Wann immer das Pentagon betriebsam wird, um irgendein hilfloses Land in einen Regime-Wechsel zu bomben, hören wir denselben Chor von den Mainstreammedien, von den Geheimdienstexperten und hohen Beamten „unter der Bedingung der Anonymität“ und auch von ausgewählten halb-regierungs „nicht-Regierungs“-Menschenrechts-Organisationen, die behaupten, dass die amerikanischen Führer aufwachen müssten aus ihren idealistischen Träumen, um den neuesten Hitler zu hindern, das zu tun, was solche Gauner immer tun. Natürlich sind Amerikas naive Führer zu freundlich und unschuldig, die neueste furchtbare Bedrohung ernst zu nehmen – wenn sie nicht von gewissenhaften Geistern und ihren Mainstreammedien-Kollaborateuren gewarnt werden. Das haben wir wieder und wieder gehört.
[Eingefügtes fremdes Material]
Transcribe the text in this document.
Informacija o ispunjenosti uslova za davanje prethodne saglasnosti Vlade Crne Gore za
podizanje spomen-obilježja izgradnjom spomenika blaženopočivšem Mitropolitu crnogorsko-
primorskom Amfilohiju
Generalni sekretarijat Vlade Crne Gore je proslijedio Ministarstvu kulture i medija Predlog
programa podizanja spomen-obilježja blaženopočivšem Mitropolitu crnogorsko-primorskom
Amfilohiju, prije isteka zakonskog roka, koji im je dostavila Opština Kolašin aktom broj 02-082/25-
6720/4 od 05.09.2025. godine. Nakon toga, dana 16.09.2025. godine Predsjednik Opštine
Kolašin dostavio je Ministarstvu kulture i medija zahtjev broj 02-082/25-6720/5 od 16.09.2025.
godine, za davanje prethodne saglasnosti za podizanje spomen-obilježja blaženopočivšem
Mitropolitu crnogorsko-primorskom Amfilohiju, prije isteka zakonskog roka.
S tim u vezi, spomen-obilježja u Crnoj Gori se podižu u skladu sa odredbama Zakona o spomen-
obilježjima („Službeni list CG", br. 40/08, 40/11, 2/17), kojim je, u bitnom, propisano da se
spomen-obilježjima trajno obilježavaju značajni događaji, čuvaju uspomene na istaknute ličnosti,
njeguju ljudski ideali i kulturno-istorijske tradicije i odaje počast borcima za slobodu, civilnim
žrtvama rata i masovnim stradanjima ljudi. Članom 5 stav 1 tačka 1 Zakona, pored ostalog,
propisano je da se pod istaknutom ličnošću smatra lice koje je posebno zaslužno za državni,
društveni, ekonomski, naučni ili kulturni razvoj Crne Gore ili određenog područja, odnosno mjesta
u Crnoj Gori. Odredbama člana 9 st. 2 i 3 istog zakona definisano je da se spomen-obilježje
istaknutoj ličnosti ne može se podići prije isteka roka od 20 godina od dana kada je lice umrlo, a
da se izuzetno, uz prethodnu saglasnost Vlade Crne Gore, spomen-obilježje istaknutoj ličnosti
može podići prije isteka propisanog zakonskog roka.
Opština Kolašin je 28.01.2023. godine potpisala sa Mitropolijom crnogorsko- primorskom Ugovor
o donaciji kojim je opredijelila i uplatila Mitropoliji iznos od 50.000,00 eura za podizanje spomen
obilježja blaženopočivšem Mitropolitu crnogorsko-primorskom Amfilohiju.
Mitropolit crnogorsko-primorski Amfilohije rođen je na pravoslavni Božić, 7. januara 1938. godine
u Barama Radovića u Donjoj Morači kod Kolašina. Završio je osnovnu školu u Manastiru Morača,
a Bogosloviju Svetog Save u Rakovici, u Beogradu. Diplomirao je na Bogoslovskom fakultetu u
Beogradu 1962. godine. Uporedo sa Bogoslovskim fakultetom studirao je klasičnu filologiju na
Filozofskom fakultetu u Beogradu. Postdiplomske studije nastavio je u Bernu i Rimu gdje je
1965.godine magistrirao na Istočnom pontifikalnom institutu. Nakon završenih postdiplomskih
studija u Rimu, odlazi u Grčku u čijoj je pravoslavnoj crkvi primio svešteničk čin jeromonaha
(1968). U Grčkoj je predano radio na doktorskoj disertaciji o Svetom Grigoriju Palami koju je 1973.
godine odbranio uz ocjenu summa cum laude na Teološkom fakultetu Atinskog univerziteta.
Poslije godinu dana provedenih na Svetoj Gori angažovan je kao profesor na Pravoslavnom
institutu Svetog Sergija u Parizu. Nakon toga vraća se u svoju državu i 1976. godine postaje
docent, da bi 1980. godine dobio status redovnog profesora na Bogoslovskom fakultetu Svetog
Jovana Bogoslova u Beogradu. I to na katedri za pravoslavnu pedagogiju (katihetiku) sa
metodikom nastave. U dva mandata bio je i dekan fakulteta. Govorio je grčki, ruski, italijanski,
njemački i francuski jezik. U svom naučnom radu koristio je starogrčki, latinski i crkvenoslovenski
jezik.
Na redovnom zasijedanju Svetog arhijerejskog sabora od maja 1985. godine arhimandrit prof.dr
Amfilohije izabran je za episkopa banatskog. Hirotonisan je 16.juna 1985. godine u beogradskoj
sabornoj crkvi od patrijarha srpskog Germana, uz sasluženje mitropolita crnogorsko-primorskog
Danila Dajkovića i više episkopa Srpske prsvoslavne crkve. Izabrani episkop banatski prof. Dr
Erinnert euch, wie die Menschenrechts-Vertreter quengeln mussten, bis die sanfte US-Kriegsmaschine endlich Serbien bombte, Libyen bombte, die „guten“ syrischen Rebellen bewaffnete. Das offizielle Amerika ist zu gut und vertrauensvoll, dass es gezwungen werden muss, um die notwendigen Verteidigungsmaßnahmen zu trefen.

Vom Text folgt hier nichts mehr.